A segunda alternativa seria uma coalizão da
centro-direita com os socialistas, mas a possibilidade já foi descartada por
Pedro Nuno Santos, líder do PS. A última saída – e a mais improvável – seria
uma aliança entre PS e Chega!, o que nenhum dos dois partidos antagônicos
sequer cogita.
“A menos que a AD mude de posição e
Montenegro aceite um entendimento com o Chega!, o que resta é um governo
minoritário”, afirmou Alves. No curto prazo, ele poderia assumir, mas seria
muito difícil, segundo o cientista político, a conclusão do mandato de quatro
anos.
PRAZO. A decisão está nas mãos do presidente
de Portugal, Marcelo Rebelo de Sousa, que começa hoje uma série de reuniões com
líderes partidários para escolher quem terá prioridade para negociar uma
coalizão. Se não houver aliança, e Montenegro optar por um governo de minoria,
ele pode cair diante do primeiro impasse legislativo. Nesse caso, novas
eleições seriam marcadas em seis meses, no mínimo.

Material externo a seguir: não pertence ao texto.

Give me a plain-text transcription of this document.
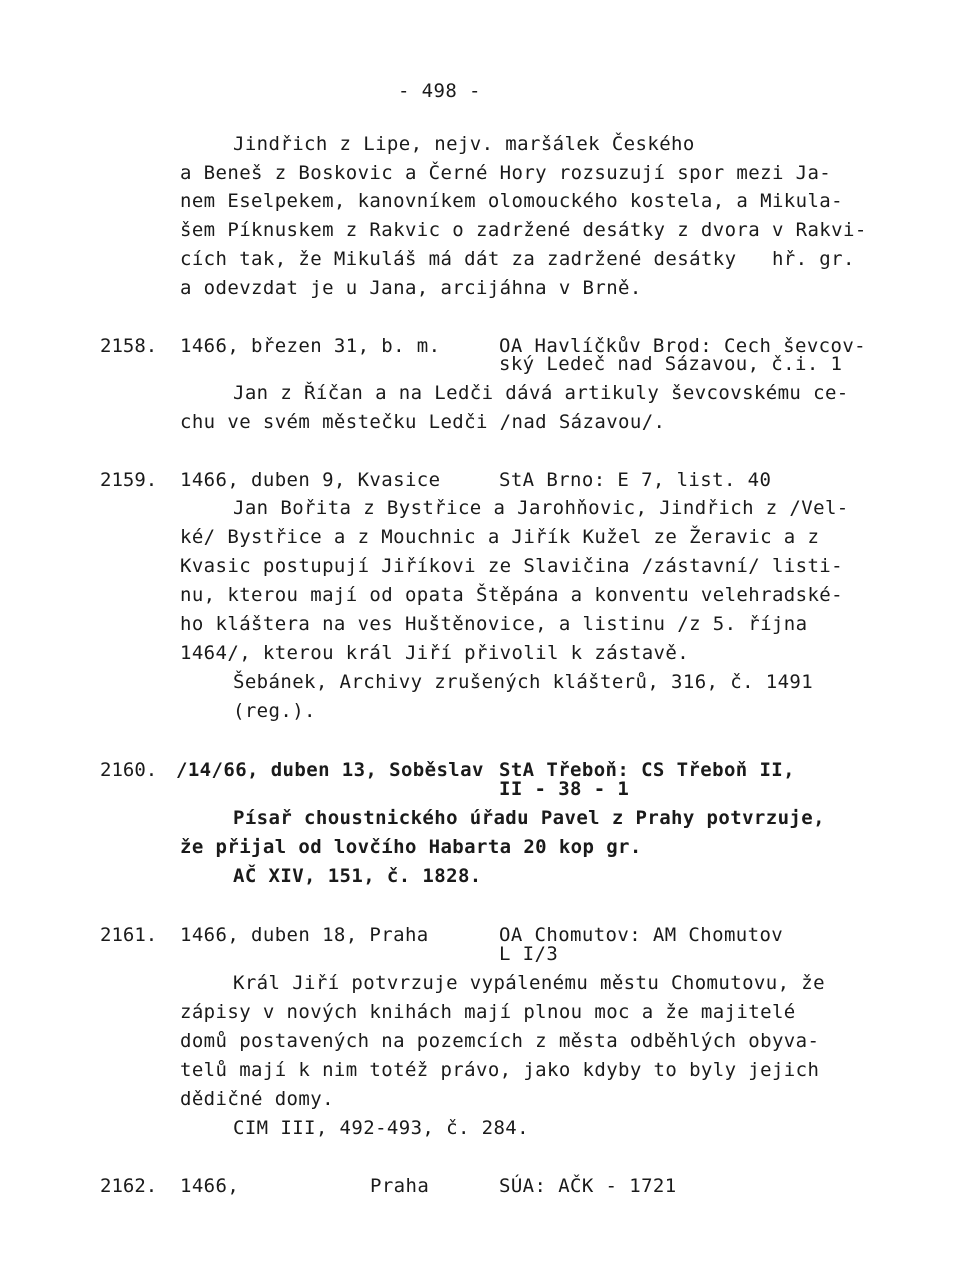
- 498 -
Jindřich z Lipe, nejv. maršálek Českého
a Beneš z Boskovic a Černé Hory rozsuzují spor mezi Ja-
nem Eselpekem, kanovníkem olomouckého kostela, a Mikula-
šem Píknuskem z Rakvic o zadržené desátky z dvora v Rakvi-
cích tak, že Mikuláš má dát za zadržené desátky   hř. gr.
a odevzdat je u Jana, arcijáhna v Brně.
2158. 1466, březen 31, b. m.	OA Havlíčkův Brod: Cech ševcov-
ský Ledeč nad Sázavou, č.i. 1
Jan z Říčan a na Ledči dává artikuly ševcovskému ce-
chu ve svém městečku Ledči /nad Sázavou/.
2159. 1466, duben 9, Kvasice	StA Brno: E 7, list. 40
Jan Bořita z Bystřice a Jarohňovic, Jindřich z /Vel-
ké/ Bystřice a z Mouchnic a Jiřík Kužel ze Žeravic a z
Kvasic postupují Jiříkovi ze Slavičina /zástavní/ listi-
nu, kterou mají od opata Štěpána a konventu velehradské-
ho kláštera na ves Huštěnovice, a listinu /z 5. října
1464/, kterou král Jiří přivolil k zástavě.
Šebánek, Archivy zrušených klášterů, 316, č. 1491
(reg.).
2160. /14/66, duben 13, Soběslav StA Třeboň: CS Třeboň II,
II - 38 - 1
Písař choustnického úřadu Pavel z Prahy potvrzuje,
že přijal od lovčího Habarta 20 kop gr.
AČ XIV, 151, č. 1828.
2161. 1466, duben 18, Praha	OA Chomutov: AM Chomutov
L I/3
Král Jiří potvrzuje vypálenému městu Chomutovu, že
zápisy v nových knihách mají plnou moc a že majitelé
domů postavených na pozemcích z města odběhlých obyva-
telů mají k nim totéž právo, jako kdyby to byly jejich
dědičné domy.
CIM III, 492-493, č. 284.
2162. 1466,	Praha	SÚA: AČK - 1721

Portugal pode ter um governo de minoria, mas
seria instável e dificilmente concluiria o mandato
O cenário é parecido com o que ocorreu em vários países. A Itália viveu anos de impasse parecido, só resolvido quando o partido extremista de Georgia Meloni venceu as eleições, em 2022, moderou o discurso e formou um governo. Na Espanha, o Vox, também ultraconservador, ampliou a bancada e só não se tornou governo porque o parceiro natural de coalizão, o Partido Popular, de centro-direita, teve uma votação a baixo do esperado.